Letterpress is the oldest and most versatile method of printing. It is relief printing, or printing from a raised surface. A rubber stamp is a simple form of relief printing. However, just as rubber stamping a hundred pages would take a lot of time, letterpress printing, although high in quality, is slow to assemble, proof and print. Letterpress was the dominant form of printing until the 1960s when offset lithography replaced it. Letterpress is still in use today by graphic designers to create special cards, invitations, posters and announcements.
In hand-crafted letterpress, each letter of type is placed into a holder called a composing stick. And because the printed image is a mirror image, the type has to be set left to right and upside down. Once on the press, ink rollers touch only the top surface of the raised area. The surrounding, non-printing areas are lower and do not receive ink. The ink is transferred directly to paper, and making a proof is cumbersome.

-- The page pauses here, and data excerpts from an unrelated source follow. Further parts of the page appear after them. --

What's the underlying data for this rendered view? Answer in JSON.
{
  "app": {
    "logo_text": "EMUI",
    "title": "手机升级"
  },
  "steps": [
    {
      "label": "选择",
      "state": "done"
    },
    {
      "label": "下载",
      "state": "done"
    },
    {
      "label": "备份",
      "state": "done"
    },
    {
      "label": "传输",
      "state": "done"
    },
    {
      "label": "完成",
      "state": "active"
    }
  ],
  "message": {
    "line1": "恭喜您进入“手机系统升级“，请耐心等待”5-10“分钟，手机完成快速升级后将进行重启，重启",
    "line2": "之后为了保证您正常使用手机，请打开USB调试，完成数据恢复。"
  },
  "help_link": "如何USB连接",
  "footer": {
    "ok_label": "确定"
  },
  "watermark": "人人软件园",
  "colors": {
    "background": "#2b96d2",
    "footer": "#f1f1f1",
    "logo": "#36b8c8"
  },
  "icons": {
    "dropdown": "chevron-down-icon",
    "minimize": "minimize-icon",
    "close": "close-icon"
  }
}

Color can be applied in letterpress printing, but each color has to dry before the next color is applied from a different set of letters placed on the press.
Photos a Challenge
Another major disadvantage of letterpress is the printing of images. Photographs and drawings must be converted to photo engravings, a slow and expensive process of turning images into raised metal dots and lines. In Benjamin Franklin's time, drawings were carved by hand.
Modern Uses Take Time
Letterpress is used in print shops today for off-line work such as scoring (a crease in paper to make folding easier), perforating (a partial cut to make tearing off a section of the paper easier), die-cutting (punching out shapes such as a star in the paper), embossing (raising an impression on the surface of the paper) and foil stamping (attaching shiny artwork to papers such as diplomas).